11. The computer system of claim 10, wherein the partial digest table is at least 10 times smaller than a size of a full digest table for the data set.

12. The computer system of claim 10, wherein the first criteria for selectively removing the subset of digests is based on the frequency the plurality of chunks occur in the data set.

13. The computer system of claim 10, wherein the first criteria for selectively removing the subset of the digests is to remove digests for chunks that occur infrequently.

14. The computer system of claim 10, wherein the pre-determined condition is selected from the group of conditions comprising: when a number of entries in the partial digest table passes a threshold number of entries, and when a pre-set number of chunks has been processed.

15. The computer system of claim 10, wherein the DDE repeats the de-duplication of the data set a second time using a second criteria for selectively removing the subset of digests from the partial digest table when the pre-determined condition occurs, the second criteria different than the first criteria.

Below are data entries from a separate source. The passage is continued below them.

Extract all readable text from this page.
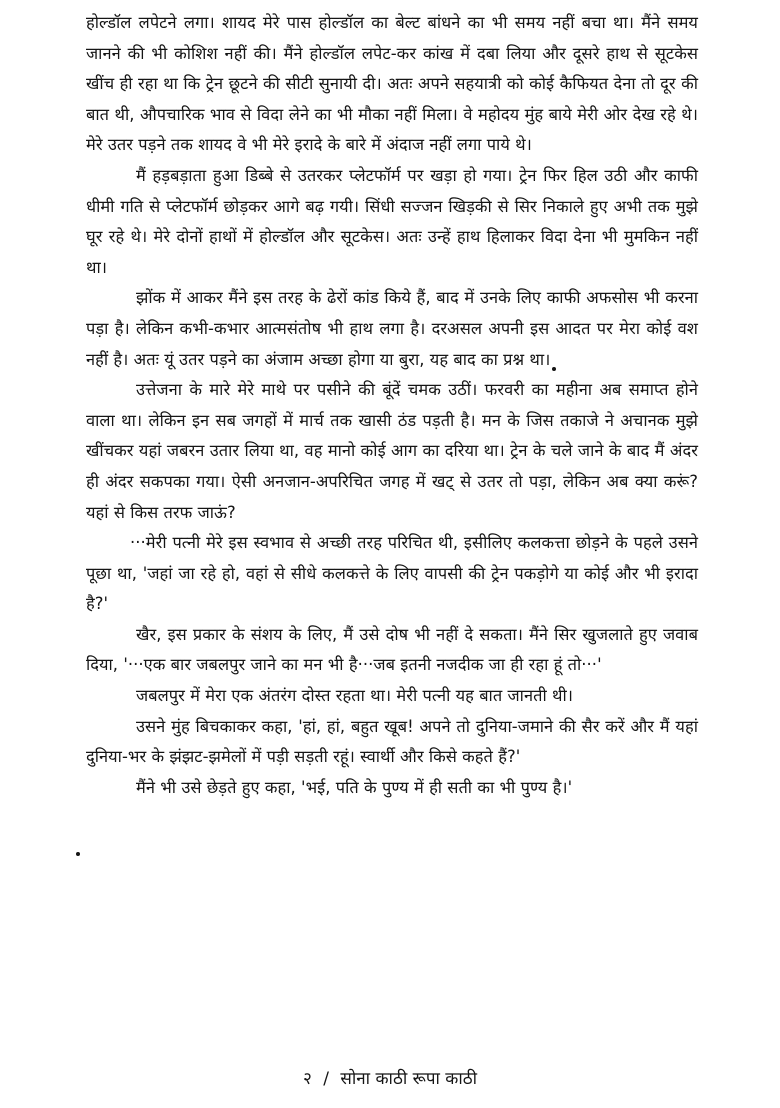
होल्डॉल लपेटने लगा। शायद मेरे पास होल्डॉल का बेल्ट बांधने का भी समय नहीं बचा था। मैंने समय जानने की भी कोशिश नहीं की। मैंने होल्डॉल लपेट-कर कांख में दबा लिया और दूसरे हाथ से सूटकेस खींच ही रहा था कि ट्रेन छूटने की सीटी सुनायी दी। अतः अपने सहयात्री को कोई कैफियत देना तो दूर की बात थी, औपचारिक भाव से विदा लेने का भी मौका नहीं मिला। वे महोदय मुंह बाये मेरी ओर देख रहे थे। मेरे उतर पड़ने तक शायद वे भी मेरे इरादे के बारे में अंदाज नहीं लगा पाये थे।

मैं हड़बड़ाता हुआ डिब्बे से उतरकर प्लेटफॉर्म पर खड़ा हो गया। ट्रेन फिर हिल उठी और काफी धीमी गति से प्लेटफॉर्म छोड़कर आगे बढ़ गयी। सिंधी सज्जन खिड़की से सिर निकाले हुए अभी तक मुझे घूर रहे थे। मेरे दोनों हाथों में होल्डॉल और सूटकेस। अतः उन्हें हाथ हिलाकर विदा देना भी मुमकिन नहीं था।

झोंक में आकर मैंने इस तरह के ढेरों कांड किये हैं, बाद में उनके लिए काफी अफसोस भी करना पड़ा है। लेकिन कभी-कभार आत्मसंतोष भी हाथ लगा है। दरअसल अपनी इस आदत पर मेरा कोई वश नहीं है। अतः यूं उतर पड़ने का अंजाम अच्छा होगा या बुरा, यह बाद का प्रश्न था।

उत्तेजना के मारे मेरे माथे पर पसीने की बूंदें चमक उठीं। फरवरी का महीना अब समाप्त होने वाला था। लेकिन इन सब जगहों में मार्च तक खासी ठंड पड़ती है। मन के जिस तकाजे ने अचानक मुझे खींचकर यहां जबरन उतार लिया था, वह मानो कोई आग का दरिया था। ट्रेन के चले जाने के बाद मैं अंदर ही अंदर सकपका गया। ऐसी अनजान-अपरिचित जगह में खट् से उतर तो पड़ा, लेकिन अब क्या करूं? यहां से किस तरफ जाऊं?

···मेरी पत्नी मेरे इस स्वभाव से अच्छी तरह परिचित थी, इसीलिए कलकत्ता छोड़ने के पहले उसने पूछा था, 'जहां जा रहे हो, वहां से सीधे कलकत्ते के लिए वापसी की ट्रेन पकड़ोगे या कोई और भी इरादा है?'

खैर, इस प्रकार के संशय के लिए, मैं उसे दोष भी नहीं दे सकता। मैंने सिर खुजलाते हुए जवाब दिया, '···एक बार जबलपुर जाने का मन भी है···जब इतनी नजदीक जा ही रहा हूं तो···'

जबलपुर में मेरा एक अंतरंग दोस्त रहता था। मेरी पत्नी यह बात जानती थी।

उसने मुंह बिचकाकर कहा, 'हां, हां, बहुत खूब! अपने तो दुनिया-जमाने की सैर करें और मैं यहां दुनिया-भर के झंझट-झमेलों में पड़ी सड़ती रहूं। स्वार्थी और किसे कहते हैं?'

मैंने भी उसे छेड़ते हुए कहा, 'भई, पति के पुण्य में ही सती का भी पुण्य है।'

२ / सोना काठी रूपा काठी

16. The method of de-duplicating data of claim 5, wherein the first criteria for selectively removing the subset of digests is to remove digests having a subset of chunks from the plurality of chunks occurring more frequently than others of the plurality of chunks in the data set.

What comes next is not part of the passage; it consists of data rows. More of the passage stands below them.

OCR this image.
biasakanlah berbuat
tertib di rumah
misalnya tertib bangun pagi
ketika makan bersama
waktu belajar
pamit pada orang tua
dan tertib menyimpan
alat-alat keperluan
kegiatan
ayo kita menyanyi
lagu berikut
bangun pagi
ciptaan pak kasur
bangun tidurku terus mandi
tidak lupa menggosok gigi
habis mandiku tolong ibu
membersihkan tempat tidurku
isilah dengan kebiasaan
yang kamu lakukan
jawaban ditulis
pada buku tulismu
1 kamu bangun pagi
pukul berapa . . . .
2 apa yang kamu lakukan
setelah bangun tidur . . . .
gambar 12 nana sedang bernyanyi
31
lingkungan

17. A method of de-duplicating data, comprising:

computer executable code, that when executed by a processor, performs the following steps:

clearing a partial digest table before processing a plurality of chunks of a data set, the partial digest table includes a list of digests with a corresponding address;

processing each of the plurality of chunks by: generating a digest for each of the plurality of chunks; storing each digest that is not currently in the partial digest table into the partial digest table as well as a corresponding address for the chunk; discarding each digest already stored in the partial digest table and freeing its corresponding chunk for re-use on a storage device; selectively removing a subset of the digests from the partial digest table when a pre-determined condition occurs, wherein the subset of digests are selected for removal using a first criteria, and wherein the subset includes fewer digests than all digests in the partial digest table.

18. The method of de-duplicating data of claim 16, wherein the partial digest table includes a local count of a number of occurrences of a digest that map to a same corresponding address.

19. The method of de-duplicating data of claim 16, further comprising merging two logical addresses by setting a physical address of a current chunk equal to a physical address of a matching digest using information in the partial digest table.

20. The method of de-duplicating data of claim 19, further comprising incrementing a count in a mapping table corresponding to a physical address of a matching digest, and freeing up a current chunk for re-use.

21. The method of de-duplicating data of claim 20, wherein a local count for a matching entry is incremented by one when a local count is stored in the partial digest table.